Al settantiquattresime tempo, però, la lepre non poteva più raggiungere la fine. In mezzo al campo cadde a terra, sangue streaming dalla sua bocca, ed egli giaceva morto sul posto. Ma il riccio ha preso il luigi d'oro che aveva vinto e la bottiglia di brandy, chiamò la moglie fuori dal solco, e sia andato a casa insieme in grande gioia, e se non sono morti, vivono ancora lì.

Ecco come è accaduto che il riccio ha reso le gare disputate lepre con lui nella brughiera Buxtehuder fino alla morte, e da allora nessun lepre ha mai avuto una fantasia per l'esecuzione di gare con un hedgehog Buxtehuder.

La morale di questa storia, però, è, in primo luogo, che nessuno, per quanto grande possa essere, dovrebbe permettersi di scherzare presso uno sotto di lui, anche se egli sia solo un riccio. E, in secondo luogo, essa insegna, che quando un uomo si sposa, deve prendere una moglie nella sua posizione, che sembra proprio come lui stesso sembra. Quindi, chiunque è un riccio fargli fare in modo che sua moglie è anche un riccio, e così via.
Esta historia, mis queridos lectores, pareciera ser falsa, pero en realidad es verdadera, porque mi abuelo, de quien la obtuve, acostumbraba cuando la relataba, decir complacidamente:
-"Tiene que ser cierta, hijo, o si no nadie te la podría contar."-

La historia es como sigue:

Un domingo en la mañana, cerca de la época de la cosecha, justo cuando el trigo estaba en floración, el sol brillaba esplendorosamente en el cielo, el viento del este soplaba tibio sobre los campos de arbustos, las alondras cantaban en el aire, las abejas zumbaban entre el trigo, la gente iba en sus trajes de dominguear a la iglesia, y todas las creaturas estaban felices, y el erizo estaba también feliz.

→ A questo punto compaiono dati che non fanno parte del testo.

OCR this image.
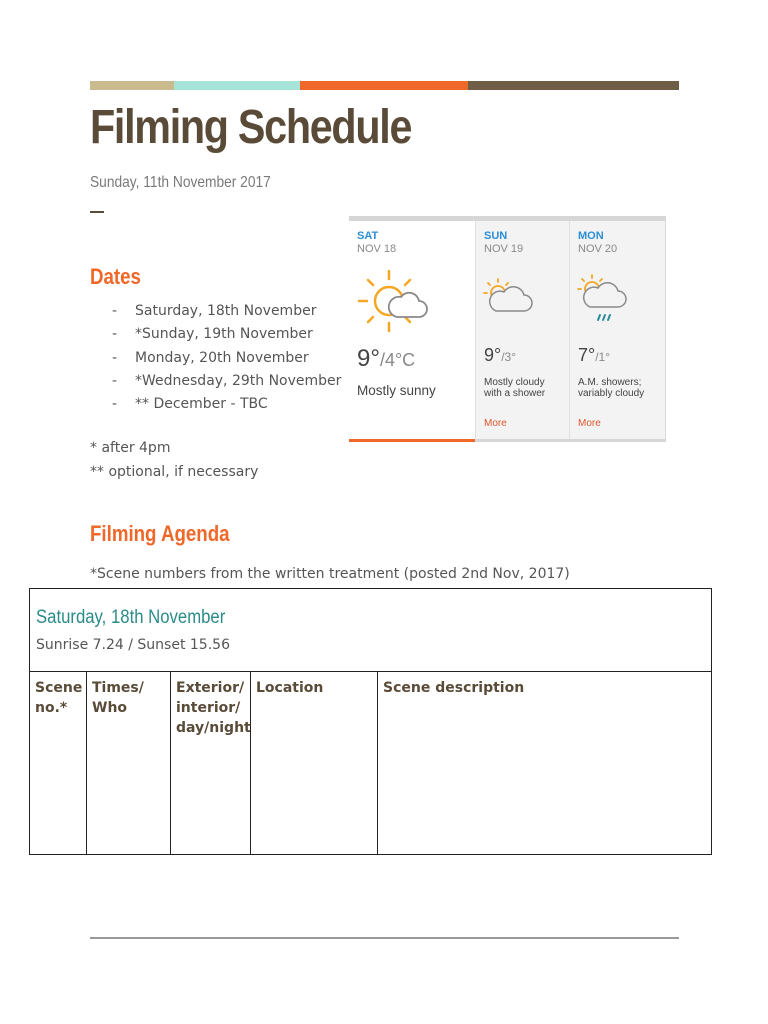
Filming Schedule
Sunday, 11th November 2017
Dates
- Saturday, 18th November
- *Sunday, 19th November
- Monday, 20th November
- *Wednesday, 29th November
- ** December - TBC
* after 4pm
** optional, if necessary
SAT
NOV 18
9°/4°C
Mostly sunny
SUN
NOV 19
9°/3°
Mostly cloudy with a shower
More
MON
NOV 20
7°/1°
A.M. showers; variably cloudy
More
Filming Agenda
*Scene numbers from the written treatment (posted 2nd Nov, 2017)
Saturday, 18th November
Sunrise 7.24 / Sunset 15.56

Scene no.*	Times/ Who	Exterior/ interior/ day/night	Location	Scene description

El erizo, sin embargo, estaba parado en la puerta con sus brazos cruzados, disfrutando de la brisa de la mañana, y lentamente entonaba una canción para sí mismo, que no era ni mejor ni peor que las canciones que habitualmente cantan los erizos en una mañana bendecida de domingo. Mientras él estaba cantando a media voz para sí mismo, de pronto se le ocurrió que, mientras su esposa estaba bañando y secando a los niños, bien podría él dar una vuelta por el campo, y ver cómo iban sus nabos. Los nabos, de hecho, estaban al lado de su casa, y él y su familia acostumbraban comerlos, razón por la cual él los cuidaba con esmero. Tan pronto lo pensó, lo hizo. El erizo tiró la puerta de la casa tras de sí, y tomo el sendero hacia el campo. No se había alejado mucho de su casa, y estaba justo dando la vuelta en el arbusto de endrina, que está a un lado del campo, para subir al terreno de los nabos, cuando observó al esposo de la liebre que había salido a la misma clase de negocios, esto es, a visitar sus repollos.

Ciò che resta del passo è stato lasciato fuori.